Although doctors have tried warming treatments before, past experiments were unsuccessful, Wicha says.

“They basically would warm up the patient’s whole body,” he says. But heat unravels the body’s proteins, damaging the heart and brain. “It was very toxic.”

Atkinson and Rosen knew they needed a way to cook the tumors without broiling the patient too. They found the answer at the nearby M.D. Anderson Cancer Center, where scientists had developed gold-coated nanoparticles that emit heat when excited by infrared laser light.

The scientists used 24 mice, each carrying a 1-centimeter tumor derived from mouse or human breast cancer, to test their theory. They injected the tiny gold beads into the animals’ veins, and since the blood vessels feeding tumors tend to be leaky, the nanoparticles spilled out and infiltrated the tumors. The next day, the scientists gave the mice 6 Grays of regular radiation treatment plus 25 minutes with an infrared laser targeted right at the tumors. Two days later, the animals had fewer cancer stem cells and smaller tumors compared with mice that received radiation alone.

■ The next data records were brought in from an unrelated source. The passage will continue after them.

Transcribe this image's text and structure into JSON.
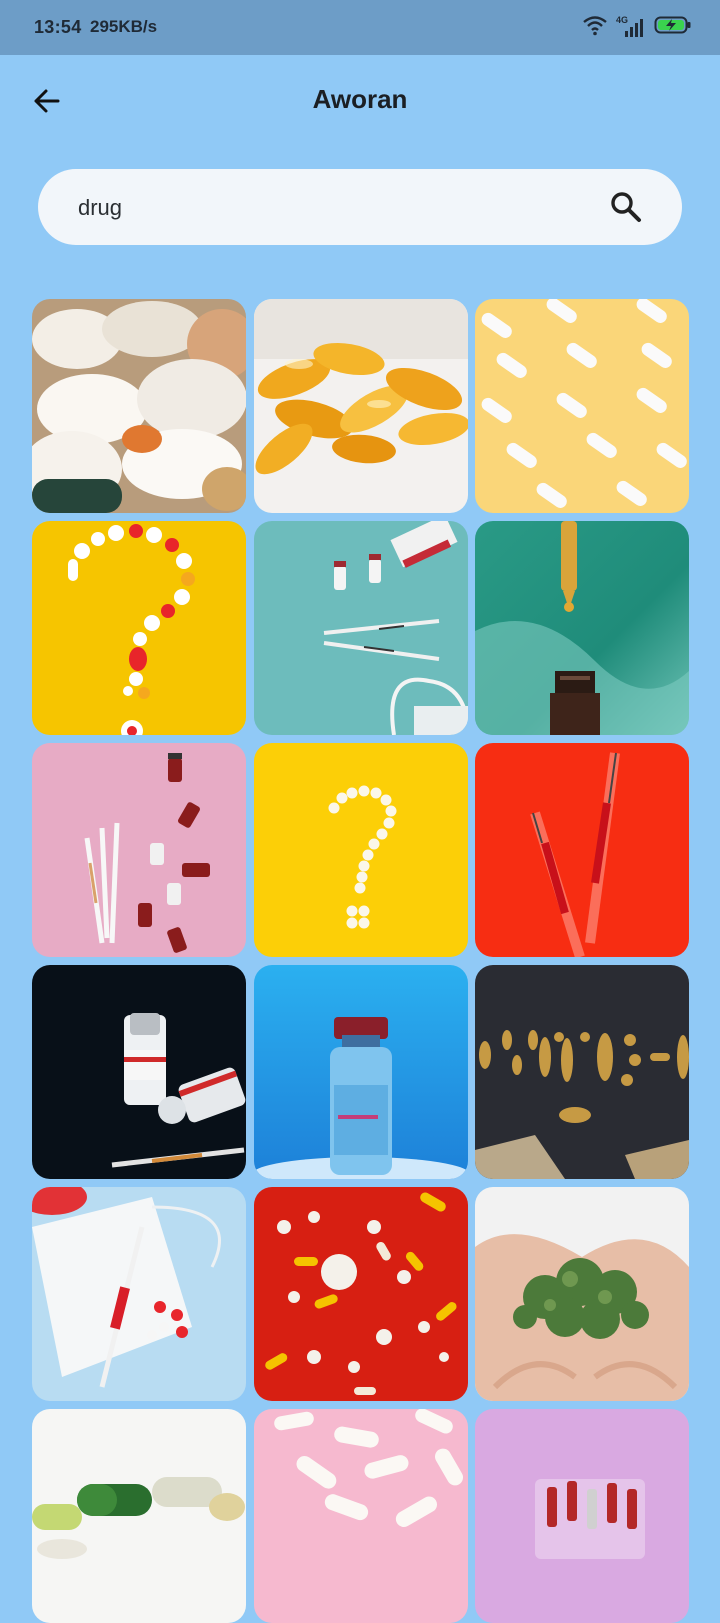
{
  "status_bar": {
    "time": "13:54",
    "speed": "295KB/s",
    "network": "4G",
    "icons": [
      "wifi-icon",
      "signal-icon",
      "battery-charging-icon"
    ]
  },
  "app_bar": {
    "title": "Aworan",
    "back_icon": "arrow-left-icon"
  },
  "search": {
    "value": "drug",
    "icon": "search-icon"
  },
  "colors": {
    "background": "#90c9f6",
    "status_bar": "#6d9dc7",
    "search_field": "#f2f6fa"
  },
  "results": [
    {
      "subject": "white pills pile"
    },
    {
      "subject": "amber softgel capsules"
    },
    {
      "subject": "white capsules on yellow"
    },
    {
      "subject": "pill question mark on yellow"
    },
    {
      "subject": "vials and syringes on teal"
    },
    {
      "subject": "dropper over bottle"
    },
    {
      "subject": "syringes and vials on pink"
    },
    {
      "subject": "white pill question mark"
    },
    {
      "subject": "red syringes on red"
    },
    {
      "subject": "covid vaccine vials on black"
    },
    {
      "subject": "covid-19 vaccine vial on blue"
    },
    {
      "subject": "covid pills lettering"
    },
    {
      "subject": "mask and syringe on blue"
    },
    {
      "subject": "scattered pills on red"
    },
    {
      "subject": "hands holding cannabis"
    },
    {
      "subject": "green and white capsules"
    },
    {
      "subject": "white capsules on pink"
    },
    {
      "subject": "ampoules on purple"
    }
  ]
}
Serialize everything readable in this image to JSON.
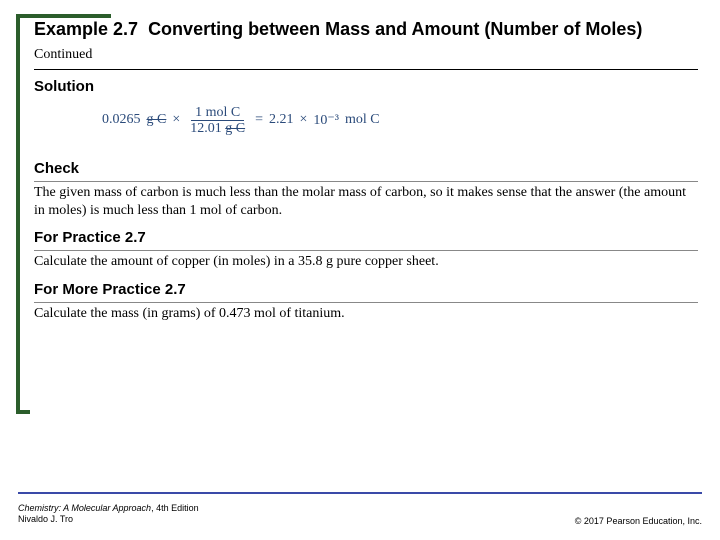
{
  "title": {
    "example_no": "Example 2.7",
    "text": "Converting between Mass and Amount (Number of Moles)",
    "continued": "Continued"
  },
  "sections": {
    "solution": "Solution",
    "check": "Check",
    "for_practice": "For Practice 2.7",
    "for_more": "For More Practice 2.7"
  },
  "equation": {
    "lhs_value": "0.0265",
    "lhs_unit": "g C",
    "times": "×",
    "frac_num_value": "1",
    "frac_num_unit": "mol C",
    "frac_den_value": "12.01",
    "frac_den_unit": "g C",
    "equals": "=",
    "rhs_mantissa": "2.21",
    "rhs_times": "×",
    "rhs_exp": "10⁻³",
    "rhs_unit": "mol C"
  },
  "check_text": "The given mass of carbon is much less than the molar mass of carbon, so it makes sense that the answer (the amount in moles) is much less than 1 mol of carbon.",
  "practice_text": "Calculate the amount of copper (in moles) in a 35.8 g pure copper sheet.",
  "more_practice_text": "Calculate the mass (in grams) of 0.473 mol of titanium.",
  "footer": {
    "book_title": "Chemistry: A Molecular Approach",
    "edition": ", 4th Edition",
    "author": "Nivaldo J. Tro",
    "copyright": "© 2017 Pearson Education, Inc."
  }
}
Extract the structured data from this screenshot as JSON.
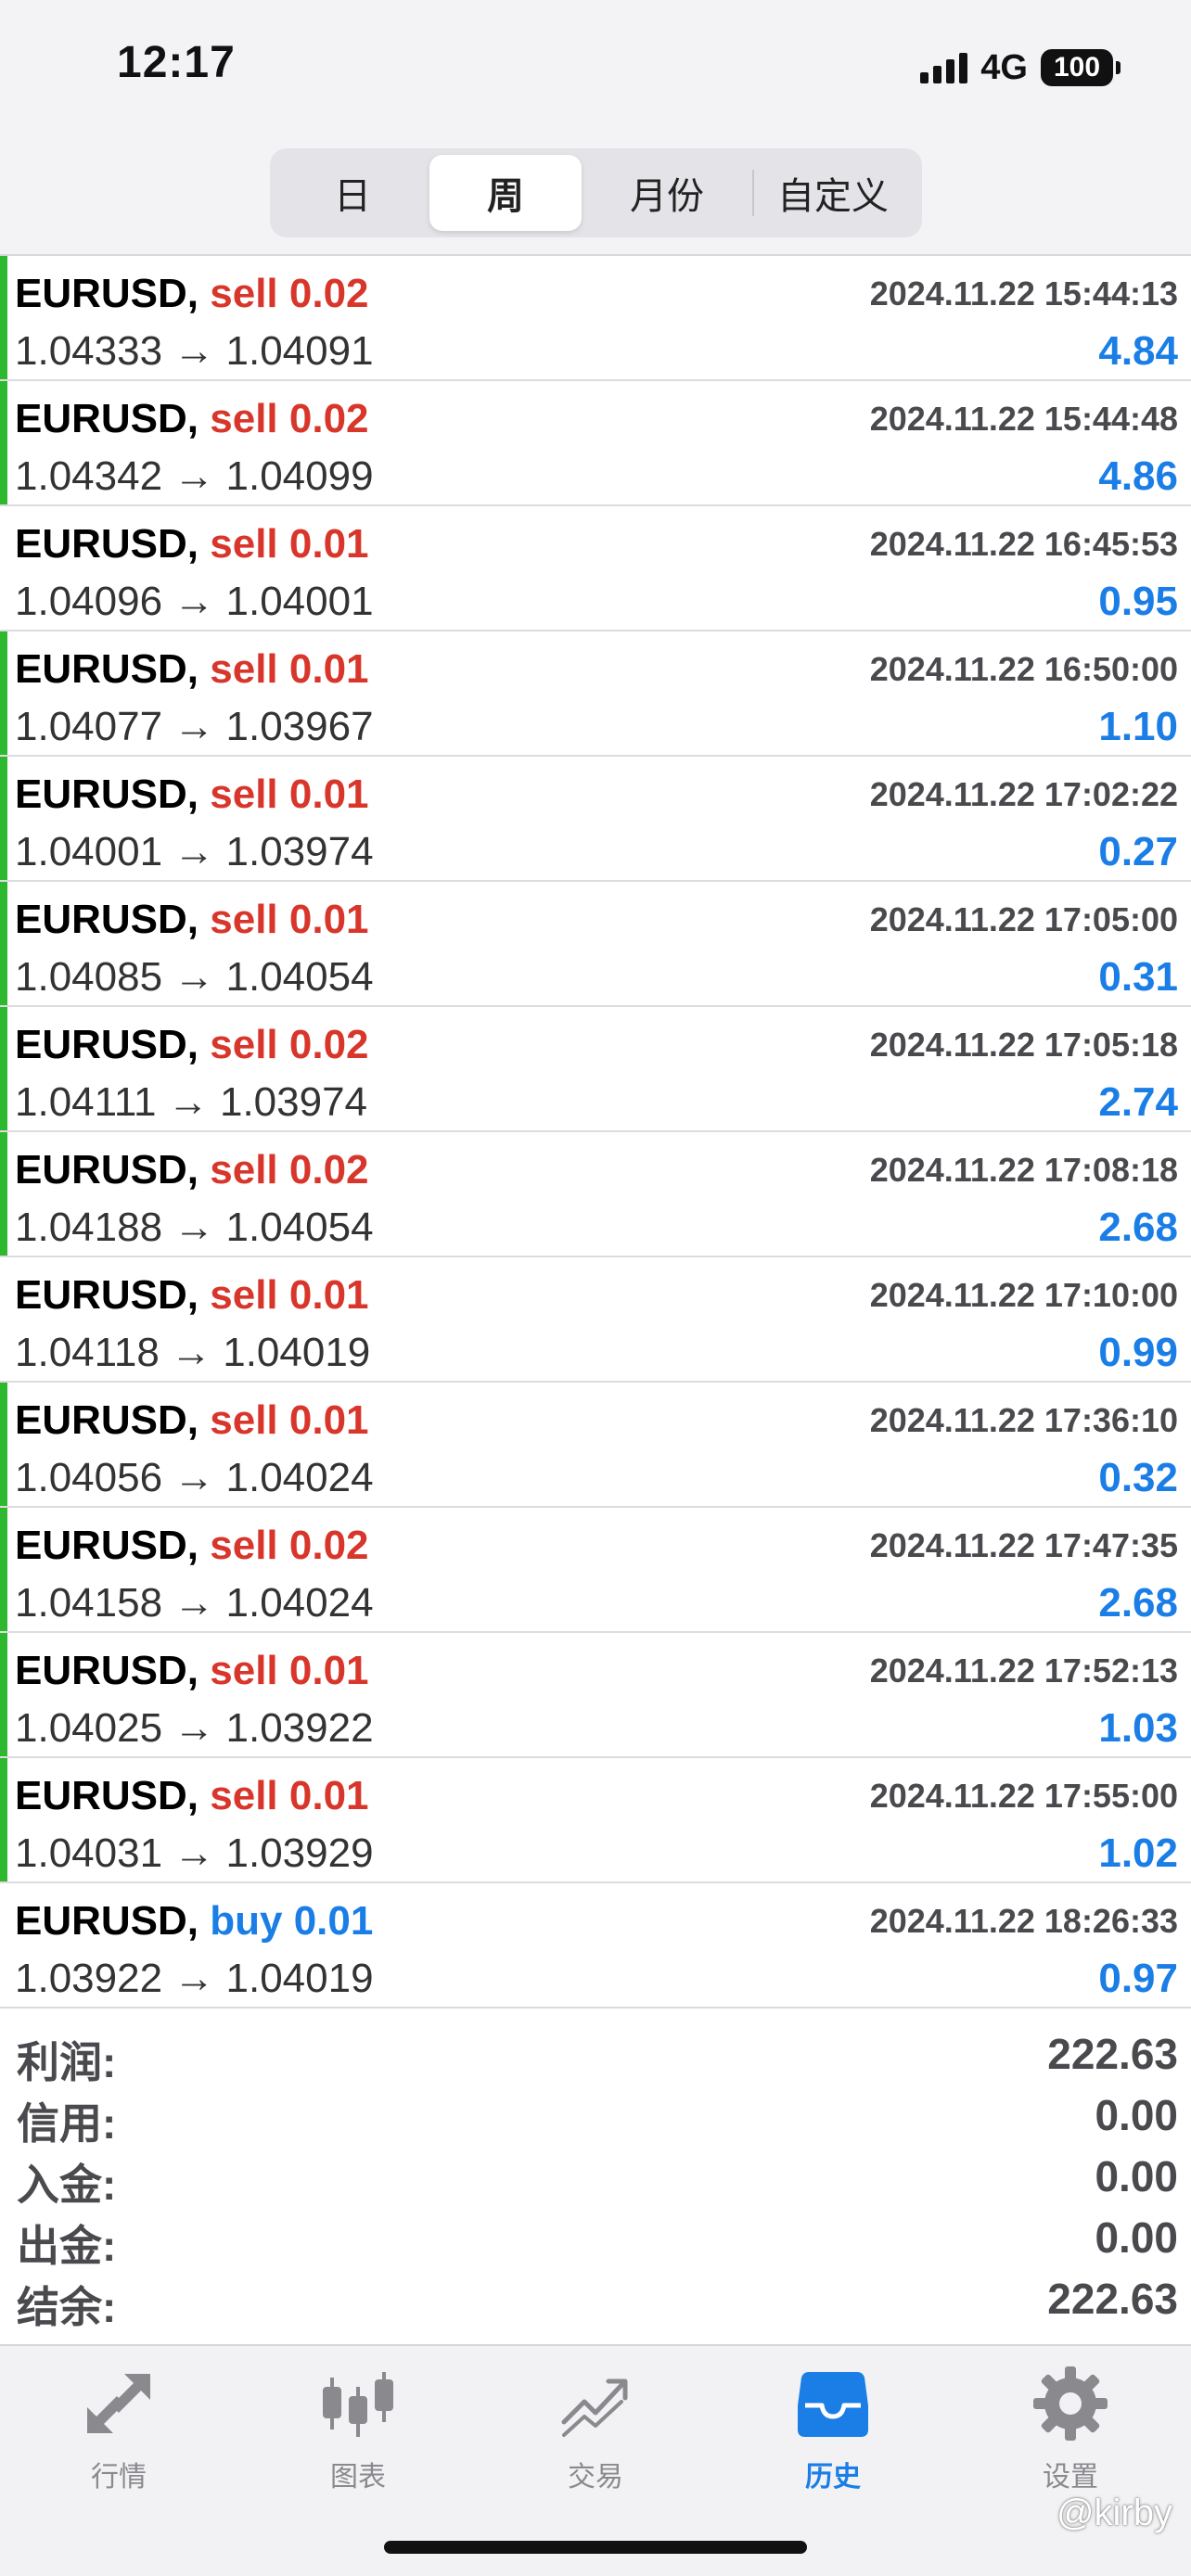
{
  "status_bar": {
    "time": "12:17",
    "network": "4G",
    "battery": "100"
  },
  "period_tabs": [
    {
      "label": "日",
      "active": false
    },
    {
      "label": "周",
      "active": true
    },
    {
      "label": "月份",
      "active": false
    },
    {
      "label": "自定义",
      "active": false
    }
  ],
  "trades": [
    {
      "symbol": "EURUSD,",
      "side": "sell 0.02",
      "time": "2024.11.22 15:44:13",
      "prices": "1.04333 → 1.04091",
      "profit": "4.84",
      "bar": true
    },
    {
      "symbol": "EURUSD,",
      "side": "sell 0.02",
      "time": "2024.11.22 15:44:48",
      "prices": "1.04342 → 1.04099",
      "profit": "4.86",
      "bar": true
    },
    {
      "symbol": "EURUSD,",
      "side": "sell 0.01",
      "time": "2024.11.22 16:45:53",
      "prices": "1.04096 → 1.04001",
      "profit": "0.95",
      "bar": false
    },
    {
      "symbol": "EURUSD,",
      "side": "sell 0.01",
      "time": "2024.11.22 16:50:00",
      "prices": "1.04077 → 1.03967",
      "profit": "1.10",
      "bar": true
    },
    {
      "symbol": "EURUSD,",
      "side": "sell 0.01",
      "time": "2024.11.22 17:02:22",
      "prices": "1.04001 → 1.03974",
      "profit": "0.27",
      "bar": true
    },
    {
      "symbol": "EURUSD,",
      "side": "sell 0.01",
      "time": "2024.11.22 17:05:00",
      "prices": "1.04085 → 1.04054",
      "profit": "0.31",
      "bar": true
    },
    {
      "symbol": "EURUSD,",
      "side": "sell 0.02",
      "time": "2024.11.22 17:05:18",
      "prices": "1.04111 → 1.03974",
      "profit": "2.74",
      "bar": true
    },
    {
      "symbol": "EURUSD,",
      "side": "sell 0.02",
      "time": "2024.11.22 17:08:18",
      "prices": "1.04188 → 1.04054",
      "profit": "2.68",
      "bar": true
    },
    {
      "symbol": "EURUSD,",
      "side": "sell 0.01",
      "time": "2024.11.22 17:10:00",
      "prices": "1.04118 → 1.04019",
      "profit": "0.99",
      "bar": false
    },
    {
      "symbol": "EURUSD,",
      "side": "sell 0.01",
      "time": "2024.11.22 17:36:10",
      "prices": "1.04056 → 1.04024",
      "profit": "0.32",
      "bar": true
    },
    {
      "symbol": "EURUSD,",
      "side": "sell 0.02",
      "time": "2024.11.22 17:47:35",
      "prices": "1.04158 → 1.04024",
      "profit": "2.68",
      "bar": true
    },
    {
      "symbol": "EURUSD,",
      "side": "sell 0.01",
      "time": "2024.11.22 17:52:13",
      "prices": "1.04025 → 1.03922",
      "profit": "1.03",
      "bar": true
    },
    {
      "symbol": "EURUSD,",
      "side": "sell 0.01",
      "time": "2024.11.22 17:55:00",
      "prices": "1.04031 → 1.03929",
      "profit": "1.02",
      "bar": true
    },
    {
      "symbol": "EURUSD,",
      "side": "buy 0.01",
      "time": "2024.11.22 18:26:33",
      "prices": "1.03922 → 1.04019",
      "profit": "0.97",
      "bar": false
    }
  ],
  "summary": [
    {
      "label": "利润:",
      "value": "222.63"
    },
    {
      "label": "信用:",
      "value": "0.00"
    },
    {
      "label": "入金:",
      "value": "0.00"
    },
    {
      "label": "出金:",
      "value": "0.00"
    },
    {
      "label": "结余:",
      "value": "222.63"
    }
  ],
  "tabbar": [
    {
      "label": "行情",
      "icon": "quotes-arrows-icon",
      "active": false
    },
    {
      "label": "图表",
      "icon": "candlestick-chart-icon",
      "active": false
    },
    {
      "label": "交易",
      "icon": "trade-chart-icon",
      "active": false
    },
    {
      "label": "历史",
      "icon": "history-inbox-icon",
      "active": true
    },
    {
      "label": "设置",
      "icon": "gear-icon",
      "active": false
    }
  ],
  "watermark": "@kirby",
  "colors": {
    "sell": "#d8362b",
    "buy": "#1a7ee6",
    "profit": "#1a7ee6",
    "bar": "#2db82d",
    "active_tab": "#1a7ee6",
    "inactive_tab": "#8a8a8e"
  }
}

The researchers suspect the heat interferes with the stem cells’ ability to fix broken strands of DNA. After Atkinson irradiated cancer stem cells in a dish, she looked under the microscope and saw the DNA repair machinery coalescing around broken areas. But in stem cells she both irradiated and heated, the repair machinery drifted aimlessly, unable to reach the sites of damage. With their genomes in pieces, the cells could not survive.

The heat treatment probably damages nearby blood vessels as well, so tumors can’t get the nutrients they need, the authors say.

In people, Rosen envisions a once-a-week heating treatment, lasting about half an hour, piggybacked onto a regular course of radiation. It’s not certain if patients would feel the warming, but scientists don’t think it would be too uncomfortable because the heated area is so small.

The infrared laser is harmless to healthy tissue. The main safety concern, Wicha says, is that the heat could damage nearby cells. But since the warming is precise, he believes the technique has promise.